Thankfully, my friend recovered. The injury was to his left hand, and since he was right handed, it didn’t completely ruin his career, and he is now a very successful, qualified carpenter.
Dangerous carpentry and joiners power tools.
- Chop saw – As we have already mentioned, injuries with this tool are not uncommon. When cutting small pieces with a chop saw, fingers can get very close to the blades, and injuries do happen.
- Circular saw – Again, this has a round blade similar to a chop saw and it could easily take off a finger.
- Jigsaw – Losing a finger with this tool is less likely, but it could certainly cause some serious damage.
- Table saw – This is more commonly found in a joinery workshop, and fingers are often running very close to the blades. One slip and you could lose a finger.
- Thickness planer – This is another common workshop tool and wood is usually pushed over the cutter. I personally planed the fingerprint of my left thumb with this very tool around 20 years ago, and you can still clearly see the scar. See pic below:
Can you lose a finger with hand tools?
You are very unlikely to lose a finger due to an accident with a hand tool. Maybe something like a sharp axe, but more common tools like hand saws and chisels would struggle to completely remove a finger.

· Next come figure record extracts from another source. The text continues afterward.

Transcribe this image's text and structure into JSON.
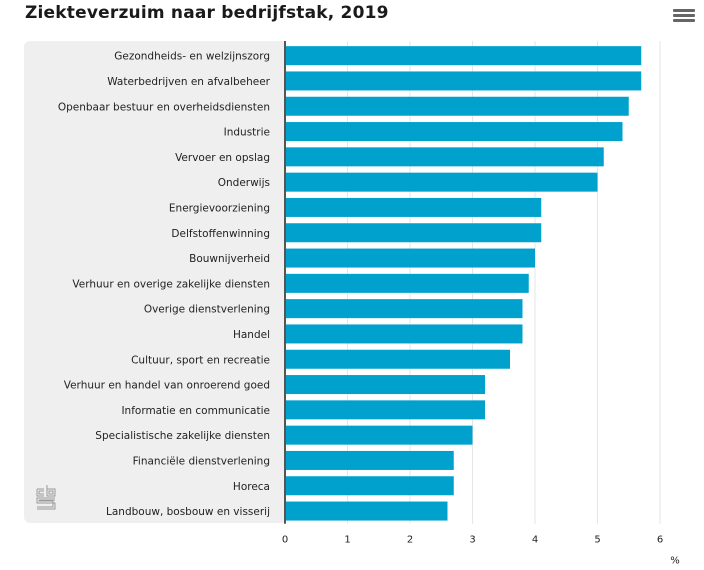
{
  "header": {
    "title": "Ziekteverzuim naar bedrijfstak, 2019",
    "menu_icon": "hamburger-menu-icon"
  },
  "logo": {
    "icon": "cbs-logo-icon"
  },
  "colors": {
    "bar": "#00a1cd",
    "panel": "#efefef",
    "axis": "#555555",
    "grid": "#e6e6e6"
  },
  "chart_data": {
    "type": "bar",
    "orientation": "horizontal",
    "title": "Ziekteverzuim naar bedrijfstak, 2019",
    "xlabel": "%",
    "ylabel": "",
    "xlim": [
      0,
      6
    ],
    "xticks": [
      "0",
      "1",
      "2",
      "3",
      "4",
      "5",
      "6"
    ],
    "grid": true,
    "categories": [
      "Gezondheids- en welzijnszorg",
      "Waterbedrijven en afvalbeheer",
      "Openbaar bestuur en overheidsdiensten",
      "Industrie",
      "Vervoer en opslag",
      "Onderwijs",
      "Energievoorziening",
      "Delfstoffenwinning",
      "Bouwnijverheid",
      "Verhuur en overige zakelijke diensten",
      "Overige dienstverlening",
      "Handel",
      "Cultuur, sport en recreatie",
      "Verhuur en handel van onroerend goed",
      "Informatie en communicatie",
      "Specialistische zakelijke diensten",
      "Financiële dienstverlening",
      "Horeca",
      "Landbouw, bosbouw en visserij"
    ],
    "values": [
      5.7,
      5.7,
      5.5,
      5.4,
      5.1,
      5.0,
      4.1,
      4.1,
      4.0,
      3.9,
      3.8,
      3.8,
      3.6,
      3.2,
      3.2,
      3.0,
      2.7,
      2.7,
      2.6
    ]
  }
}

With that said, these tools can still cause some serious damage if not used correctly.
Personal anecdote #2
When I was training in carpentry, I spent one day per week at college. Whilst at college we would be practicing and building things out of wood.
There was a workshop to the rear of the area we worked in, with various woodworking machines, and a worker called Dougie, If you needed wood cutting or planing to size, he was the guy you went to.
He was also very good at sharpening tools. As a result, people would bring in chisels and other blades for him to sharpen.
One thing he would always say is, “do you want them sharp, or do you want them finger losing sharp”.
This was no joke; he would get your chisels razor sharp. They were so sharp, you could run a chisel on the back of your arm without any pressure, and it would literally shave the hairs right off.
Ironically, you are actually more likely to injure yourself with blunt hand tools. A sharp tool gives you more control and mistakes are far less likely.
How to avoid losing fingers and other injuries
In the worst case scenario, carpenters, and joiners, can, and do lose fingers.
Most accidents happen due to complacency. The best way to avoid these types of injury, is to remain vigilant and fully concentrate when using these tools.
Use guards where possible and keep hands as far away from the blades as possible. You should also wear the relevant PPE to mitigate the risk.
For smaller cuts and injuries, these are usually par for the course. It’s very likely you will sustain a minor cut here and there. However, you should always use best practice with the tools you are using.
A lot of this will come with experience and small scratches and cuts will be less common as you learn the trade.
Also, make sure your tools are sharp.
Whilst a sharper tool can potentially do more damage, you are far more likely to sustain and injury with blunt tools.